View larger version (46K): [in this window] [in a new window]   FIGURE 2. Non-rooted molecular phylogenetic tree of the flavonoid glycosyltransferases. The tree was constructed from a CLUSTALW program multiple alignment using the neighbor joining method of TREEVIEW (27). Bar = 0.1 amino acid substitutions/site. The GenBank accession numbers for the sequences are shown in parentheses: At3RhaT (NM_102790); At3GlcT (NM_121711); Vv3GlcT (AF000371); Ph3GalT (AF316552); Ph3GlcT (AB027454); Pf3GlcT (AB002818); Hv3GlcT (X15694); Zm3GlcT (X13501); At5GlcT (NM_117485); Pf5GlcT (AB013596); Vh5GlcT (BAA36423); Ph5GlcT (AB027455); At7GlcT (NM_129234); AcUGT73G1 (AY62062); AcUGT73J1 (AY62063); DbB5GlcT (Y18871); NtIS5a (AF346431); Sb7GlcT (BAA83484); Gt3'GlcT (AB076697); CmF7G2''RhaT (AY048882); BpA3G2''GlcAT (AB190262); At5g54060 (NM_124785); IpA3G2''GlcT (AB192315); PhA3G2''RhaT (Z25802); At3g21560 (AY090952); At4g15480 (BT002014). The abbreviations are: 3'GlcT, flavonoid 3'-O-glucosyltransferase; 3GalT, flavonoid 3-O-galactosyltransferase; F7G2''RhaT, flavanone 7-O-glucoside 2''-O-rhamnosyltransferase; A3G2''GlcAT, anthocyanidin 3-O-glucoside 2''-O-glucuronosyltransferase; A3G2''GlcT, anthocyanidin 3-O-glucoside 2''-O-glucosyltransferase; A3G2''RhaT, anthocyanidin 3-O-glucoside 2''-O-rhamnosyltransferase; B5GlcT, betanidin 5-O-glucosyltransferase; IS5a, salicylate-induced glucosyltransferase. Abbreviations for species are: Ac, Allium cepa; At, A. thaliana; Bp, B. perennis; Cm, Citrus maxima; Db, Dorotheanthus bellidiformis; Gt, Gentiana triflora; Hv, Hordeum vulgare; Ip, Ipomoea purpurea; Nt, Nicotiana tabacum; Pf, Perilla frutescens; Ph, P. hybrida; Sb, Scutellaria baicalensis; Vh, Verbena hybrida; Vv, Vitis vinifera; Zm, Zea mays.

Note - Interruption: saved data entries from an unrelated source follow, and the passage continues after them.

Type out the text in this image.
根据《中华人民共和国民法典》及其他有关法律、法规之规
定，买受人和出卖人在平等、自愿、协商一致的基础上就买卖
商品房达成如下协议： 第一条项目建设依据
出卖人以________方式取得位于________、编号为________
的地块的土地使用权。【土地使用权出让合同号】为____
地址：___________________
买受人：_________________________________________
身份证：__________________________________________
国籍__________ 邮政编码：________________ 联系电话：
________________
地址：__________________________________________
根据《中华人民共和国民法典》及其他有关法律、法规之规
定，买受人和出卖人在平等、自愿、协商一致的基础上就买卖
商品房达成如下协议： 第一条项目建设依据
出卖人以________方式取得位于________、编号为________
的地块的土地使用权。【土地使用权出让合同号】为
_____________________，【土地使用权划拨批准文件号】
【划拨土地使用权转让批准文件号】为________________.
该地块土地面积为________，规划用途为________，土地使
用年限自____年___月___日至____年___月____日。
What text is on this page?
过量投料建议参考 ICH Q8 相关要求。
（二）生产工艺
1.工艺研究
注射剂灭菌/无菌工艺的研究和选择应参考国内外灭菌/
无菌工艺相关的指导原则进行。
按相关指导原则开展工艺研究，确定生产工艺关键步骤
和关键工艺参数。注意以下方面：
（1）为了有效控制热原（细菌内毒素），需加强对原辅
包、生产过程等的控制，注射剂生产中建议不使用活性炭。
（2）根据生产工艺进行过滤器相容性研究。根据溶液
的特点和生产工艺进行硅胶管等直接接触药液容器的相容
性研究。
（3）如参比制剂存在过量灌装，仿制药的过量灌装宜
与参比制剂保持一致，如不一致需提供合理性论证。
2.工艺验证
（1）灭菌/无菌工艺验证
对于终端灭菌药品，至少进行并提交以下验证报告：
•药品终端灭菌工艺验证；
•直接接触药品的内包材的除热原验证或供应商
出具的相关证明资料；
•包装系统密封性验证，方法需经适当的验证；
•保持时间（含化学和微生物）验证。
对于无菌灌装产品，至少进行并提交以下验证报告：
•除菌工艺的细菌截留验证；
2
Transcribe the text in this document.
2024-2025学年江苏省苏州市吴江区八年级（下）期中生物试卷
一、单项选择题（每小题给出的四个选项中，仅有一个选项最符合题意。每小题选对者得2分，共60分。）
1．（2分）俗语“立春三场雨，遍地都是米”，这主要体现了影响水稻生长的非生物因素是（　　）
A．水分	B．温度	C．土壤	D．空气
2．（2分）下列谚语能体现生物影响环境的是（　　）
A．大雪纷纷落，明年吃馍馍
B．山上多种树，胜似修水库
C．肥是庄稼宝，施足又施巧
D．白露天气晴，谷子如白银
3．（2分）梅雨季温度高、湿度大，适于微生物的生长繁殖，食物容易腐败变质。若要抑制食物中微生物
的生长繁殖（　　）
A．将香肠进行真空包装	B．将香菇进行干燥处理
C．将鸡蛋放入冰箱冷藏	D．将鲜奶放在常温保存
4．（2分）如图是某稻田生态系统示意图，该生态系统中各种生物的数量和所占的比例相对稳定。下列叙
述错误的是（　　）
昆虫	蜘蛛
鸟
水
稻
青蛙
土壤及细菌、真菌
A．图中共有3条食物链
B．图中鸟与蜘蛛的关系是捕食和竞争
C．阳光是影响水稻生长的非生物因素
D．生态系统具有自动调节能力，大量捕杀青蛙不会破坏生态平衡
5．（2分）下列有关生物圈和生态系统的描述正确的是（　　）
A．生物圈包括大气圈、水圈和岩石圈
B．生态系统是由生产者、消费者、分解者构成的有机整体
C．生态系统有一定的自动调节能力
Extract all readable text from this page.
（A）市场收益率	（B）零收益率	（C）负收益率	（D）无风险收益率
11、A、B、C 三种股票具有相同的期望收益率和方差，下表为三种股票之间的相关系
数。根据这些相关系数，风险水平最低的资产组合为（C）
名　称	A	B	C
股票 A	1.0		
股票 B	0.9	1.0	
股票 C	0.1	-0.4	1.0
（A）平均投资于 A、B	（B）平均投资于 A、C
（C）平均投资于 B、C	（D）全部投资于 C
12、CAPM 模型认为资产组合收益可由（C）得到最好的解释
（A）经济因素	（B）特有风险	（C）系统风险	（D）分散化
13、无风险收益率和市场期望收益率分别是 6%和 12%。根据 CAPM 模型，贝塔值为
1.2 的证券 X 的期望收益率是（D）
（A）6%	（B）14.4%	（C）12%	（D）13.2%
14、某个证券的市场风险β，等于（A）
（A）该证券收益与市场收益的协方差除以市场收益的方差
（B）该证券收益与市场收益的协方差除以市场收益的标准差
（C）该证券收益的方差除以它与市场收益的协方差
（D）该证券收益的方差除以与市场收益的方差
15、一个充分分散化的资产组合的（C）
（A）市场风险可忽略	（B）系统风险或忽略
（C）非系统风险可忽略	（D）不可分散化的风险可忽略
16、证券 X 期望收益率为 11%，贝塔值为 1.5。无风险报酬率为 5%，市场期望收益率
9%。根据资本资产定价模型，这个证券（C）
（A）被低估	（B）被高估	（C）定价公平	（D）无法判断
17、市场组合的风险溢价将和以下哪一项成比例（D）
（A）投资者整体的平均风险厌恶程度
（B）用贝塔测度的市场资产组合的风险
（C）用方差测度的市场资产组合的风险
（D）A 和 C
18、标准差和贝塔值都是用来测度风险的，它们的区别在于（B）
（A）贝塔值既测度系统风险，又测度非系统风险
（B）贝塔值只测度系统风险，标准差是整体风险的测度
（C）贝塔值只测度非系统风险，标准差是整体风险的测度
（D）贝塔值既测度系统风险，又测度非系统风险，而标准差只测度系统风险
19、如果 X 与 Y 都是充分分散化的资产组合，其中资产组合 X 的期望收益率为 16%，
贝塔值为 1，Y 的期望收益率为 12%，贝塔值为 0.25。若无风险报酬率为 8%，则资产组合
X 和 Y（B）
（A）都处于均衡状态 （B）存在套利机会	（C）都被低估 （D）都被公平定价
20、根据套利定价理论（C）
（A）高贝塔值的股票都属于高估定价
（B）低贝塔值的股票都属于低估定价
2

UGT89C1 Belongs to the Subfamily of UGTs Catalyzing the 7-O-Glycosylation of Flavonoids—The flavonoid UGT phylogenetic tree indicates that UGT89C1 belongs to the subfamily in which some UGTs catalyze glycosylation at the flavonoid C-7 position (cluster III) (Fig. 2). The amino acid sequence identity of UGT89C1 with the known Arabidopsis flavonoid UGTs, flavonol 7GlcT (UGT73C6), anthocyanin 5GlcT (UGT75C1), flavonoid 3GlcT (UGT78D2), and flavonol 3RhaT (UGT78D1) is 30, 26, 24, and 24%, respectively. When compared with the percentage of identity between Fd3GlcT and flavonol 3RhaT (72%), UGT89C1 had much lower identity with flavonol 7GlcT (30%). Furthermore, UGT89C1 has a 50-amino-acid gap when aligned with other plant UGTs involved in secondary metabolism (data not shown).

Flavonols, but not anthocyanins, that are glycosylated with glucose or rhamnose at their C-7 position have been identified in Arabidopsis (12, 15), implying the presence of 7GlcT and 7RhaT, and the gene encoding flavonol 7GlcT has already been identified (11). It is likely, then, that UGT89C1 encodes a novel flavonol 7RhaT.

Analysis of T-DNA Mutants of UGT89C1—To confirm the physiological function of UGT89C1 in Arabidopsis, two independent T-DNA insertion lines, SALK_068559 and SALK_071113, were designated as ugt89c1-1 and ugt89c1-2, respectively. The T-DNA of both mutants was inserted in the exon of UGT89C1 in both mutants but between positions +1034 to +1042 and +78 to +141 base pairs, respectively, from the putative transcription start site proposed from the full-length cDNA sequence (GenBank accession number AY093133 [GenBank] ) (Fig. 3A). No transcripts of UGT89C1 were detected by RT-PCR in homozygotes of either line (Fig. 3B), and there were no obvious phenotypic abnormalities in the mutant plants (data not shown).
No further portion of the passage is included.